The last time that award-winning Canadian writer Candace Savage read in Humboldt, she was sharing from a pair of manuscripts. Those two works in progress were on full display at St. Peter’s College during her return reading on October 1. The reading was sponsored by the Saskatchewan Writers’ Guild. 

Savage acknowledged that the crowd of university students and literature lovers may have come for her reading and discussion on her latest non-fiction work, but she opened with her illustrated children’s book. Hello, Crow is a whimsical look at the unusual relationship between a young girl and a very responsive corvid. Savage told the audience that while the characters were fictional, there was a basis in truth for the tale. 

“There is a little girl who must be about twelve-years-old now who lived in Seattle. With her mother, she fed crows and fed crows in their back yard. And after a while, the crows started to bring things and leave them. They brought a yellow button, a red bead, and part of a locket with the word best. And it was her interpretation that the crow really loved her.”

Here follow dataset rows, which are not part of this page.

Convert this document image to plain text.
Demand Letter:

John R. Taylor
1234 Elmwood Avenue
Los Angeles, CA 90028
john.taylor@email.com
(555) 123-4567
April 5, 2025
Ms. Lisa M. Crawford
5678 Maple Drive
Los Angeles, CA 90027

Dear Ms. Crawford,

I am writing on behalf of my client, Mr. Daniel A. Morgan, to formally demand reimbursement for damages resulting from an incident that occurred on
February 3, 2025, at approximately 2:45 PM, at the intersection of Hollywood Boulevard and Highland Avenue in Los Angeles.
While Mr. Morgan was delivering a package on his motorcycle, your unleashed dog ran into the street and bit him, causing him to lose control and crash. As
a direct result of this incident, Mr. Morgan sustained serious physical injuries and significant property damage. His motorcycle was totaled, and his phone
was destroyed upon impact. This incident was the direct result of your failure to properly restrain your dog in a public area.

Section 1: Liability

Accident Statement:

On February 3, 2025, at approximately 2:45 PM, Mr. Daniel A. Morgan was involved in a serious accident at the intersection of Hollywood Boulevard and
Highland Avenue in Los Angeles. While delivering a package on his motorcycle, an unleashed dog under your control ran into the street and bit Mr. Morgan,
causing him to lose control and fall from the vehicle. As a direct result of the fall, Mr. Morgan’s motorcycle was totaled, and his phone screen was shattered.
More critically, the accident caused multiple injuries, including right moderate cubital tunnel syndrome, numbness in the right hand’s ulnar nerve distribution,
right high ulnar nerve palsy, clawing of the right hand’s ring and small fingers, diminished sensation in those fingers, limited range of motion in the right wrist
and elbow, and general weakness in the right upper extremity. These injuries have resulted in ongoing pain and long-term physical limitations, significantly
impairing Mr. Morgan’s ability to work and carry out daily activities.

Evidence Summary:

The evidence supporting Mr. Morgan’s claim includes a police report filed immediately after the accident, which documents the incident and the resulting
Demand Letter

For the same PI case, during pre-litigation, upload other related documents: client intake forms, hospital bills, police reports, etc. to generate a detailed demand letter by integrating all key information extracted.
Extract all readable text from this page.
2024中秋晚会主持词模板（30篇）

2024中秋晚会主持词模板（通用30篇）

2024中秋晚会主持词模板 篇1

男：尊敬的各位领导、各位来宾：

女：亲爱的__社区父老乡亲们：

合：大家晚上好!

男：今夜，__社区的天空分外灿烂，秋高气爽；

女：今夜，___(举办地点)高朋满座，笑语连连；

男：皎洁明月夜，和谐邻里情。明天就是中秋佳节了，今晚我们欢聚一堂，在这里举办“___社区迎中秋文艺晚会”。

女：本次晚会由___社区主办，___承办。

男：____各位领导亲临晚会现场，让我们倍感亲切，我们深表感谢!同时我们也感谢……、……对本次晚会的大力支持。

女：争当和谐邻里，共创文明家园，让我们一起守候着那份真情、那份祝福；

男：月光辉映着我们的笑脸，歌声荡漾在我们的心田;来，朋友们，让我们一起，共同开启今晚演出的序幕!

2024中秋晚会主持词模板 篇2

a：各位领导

Savage spoke about the give and take relationship with her editor who attempted to negotiate fewer words in the book. Savage also experienced the delight of seeing her writing embellished with the artwork of illustrator Chelsea O’Byrne. 

The balance of the reading focussed on Savage’s historical treatment of her home renovation in Strangers in the House. During the initial stages of the teardown, Savage and her partner discovered a variety of artifacts chronicling the house’s previous owners, most notably Napoleon Blondin. 

Savage is a meticulous researcher, and as she began to sift through the story, it unravelled connections to the history of Metis culture, the establishment of Francophone communities in the province, and the unrelenting bigotry that pursued some 20th-century immigrants. She takes into account the rise of the Ku Klux Klan in various regions of the province and the ultra-conservative values that those days wrought. It even explained the impact on the Blondin family, who originally settled in the Harris area, and the family’s choice to forsake their heritage and language.

All of these discoveries emanated from the Saskatoon home that Savage has lived in for decades. She speculated, “I started to wonder if this house was some kind of magic portal into the history of Western Canada. One of the big questions that seems to have been repeating in my work as a writer is ‘what does it mean to have been born and to live in western Canada?’ Our history has been very, very strange. It’s a place where there have been displacements and influxes. It’s an odd, odd history.”

From the most finite starting points to sweeping surveys of plains ecology, history, and society, it’s that combination of curiosity and vision that drive’s savages work as either a children’s author or a social historian.